Après toute la polémique sur DLSS 5 de NVIDIA, j’ai testé la version fuitée dans KCD2. Ce qui a fuité n’a rien à voir avec la présentation originale. Ça n’altère pas la géométrie ou l’apparence… pic.twitter.com/agrmq5heDC
— Daniel Vávra ⚔ (@DanielVavra) 30 août 2026
Voici DLSS 5 sur une animation que j’ai faite dans Unreal. Ça utilise la géométrie, l’animation, les textures et l’éclairage existants. Ça n’invente pas des choses. Zéro IA générative. C’est exactement l’usage de l’IA que les gens veulent. Un outil où les artistes… https://t.co/AeVU9tXALf pic.twitter.com/ccrBMVD9Jc
— Unreal Sensei (@UnrealSensei) 31 août 2026
DLSS 5 – Plusieurs modèles au choix
DLSS 5 propose différents modèles (A, B, C), chacun entraîné sur des paramètres différents et produisant des résultats aux pondérations variées. Les développeurs peuvent les mélanger.


Deux réglages globaux sont disponibles : l’intensité de structure (détails haute fréquence comme l’occlusion ambiante) et l’intensité de tonalité (détails basse fréquence comme l’éclairage). Des curseurs permettent d’ajuster chaque paramètre.
Intensité de structure (côte à côte)


Intensité de tonalité (côte à côte)


DLSS 5 offre aussi des contrôles par masquage automatique. Le modèle comprend la sémantique de la scène et permet d’appliquer les effets uniquement sur un personnage principal, par exemple. À 25%, l’intensité reste proche de l’image originale ; à 95%, on obtient l’amélioration visuelle maximale.





Un autre contrôle permet de masquer manuellement des objets dans la scène (comme une carafe, des raisins). Les développeurs sont libres d’améliorer ou non chaque élément.



Un dernier exemple concerne le feuillage. Un rendu avec ray tracing peut sembler un peu « plastique ». DLSS 5 rend la scène photoréaliste en améliorant la diffusion de la lumière sans toucher au reste.


Ces améliorations seraient très coûteuses en hardware avec des méthodes traditionnelles. DLSS 5 utilise le rendu neuronal pour une approche plus rapide et raffinée. NVIDIA souligne aussi que plus l’entrée est de qualité (avec du ray tracing ou du path tracing), meilleure sera la sortie, grâce aux données supplémentaires disponibles.
Collaboration approfondie et contrôles futurs
NVIDIA précise que ce n’est qu’un aperçu des contrôles que proposera DLSS 5. La technologie sera entièrement paramétrable et NVIDIA travaille avec divers partenaires pour intégrer leurs retours avant le lancement.

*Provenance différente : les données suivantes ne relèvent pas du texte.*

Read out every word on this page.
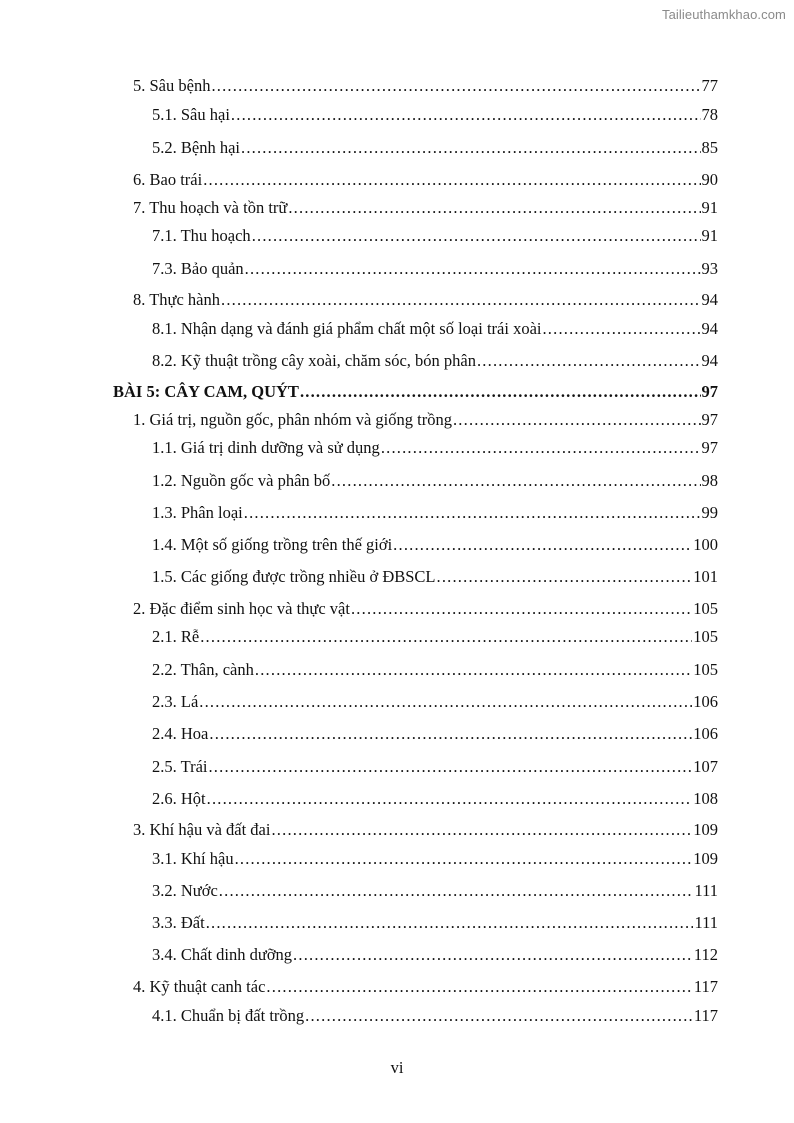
Tailieuthamkhao.com
5. Sâu bệnh .....	77
5.1. Sâu hại .....	78
5.2. Bệnh hại .....	85
6. Bao trái .....	90
7. Thu hoạch và tồn trữ .....	91
7.1. Thu hoạch .....	91
7.3. Bảo quản .....	93
8. Thực hành .....	94
8.1. Nhận dạng và đánh giá phẩm chất một số loại trái xoài .....	94
8.2. Kỹ thuật trồng cây xoài, chăm sóc, bón phân .....	94
BÀI 5: CÂY CAM, QUÝT .....	97
1. Giá trị, nguồn gốc, phân nhóm và giống trồng .....	97
1.1. Giá trị dinh dưỡng và sử dụng .....	97
1.2. Nguồn gốc và phân bố .....	98
1.3. Phân loại .....	99
1.4. Một số giống trồng trên thế giới .....	100
1.5. Các giống được trồng nhiều ở ĐBSCL .....	101
2. Đặc điểm sinh học và thực vật .....	105
2.1. Rễ .....	105
2.2. Thân, cành .....	105
2.3. Lá .....	106
2.4. Hoa .....	106
2.5. Trái .....	107
2.6. Hột .....	108
3. Khí hậu và đất đai .....	109
3.1. Khí hậu .....	109
3.2. Nước .....	111
3.3. Đất .....	111
3.4. Chất dinh dưỡng .....	112
4. Kỹ thuật canh tác .....	117
4.1. Chuẩn bị đất trồng .....	117
vi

Comme DLSS 5 sera étroitement intégré au moteur de jeu, NVIDIA prévoit des collaborations plus profondes avec les développeurs, étendant encore la liste déjà énorme de jeux et d’apps supportant DLSS. DLSS 5 sortira cet automne, plus de détails suivront.

NVIDIA ne prétend pas avoir résolu le photoréalisme temps réel avec DLSS 5. Cet objectif est encore lointain, notamment pour l’animation. Mais les équipes de NVIDIA montrent leur capacité à résoudre des problèmes et à amener des technologies d’avenir bien en avance sur la courbe.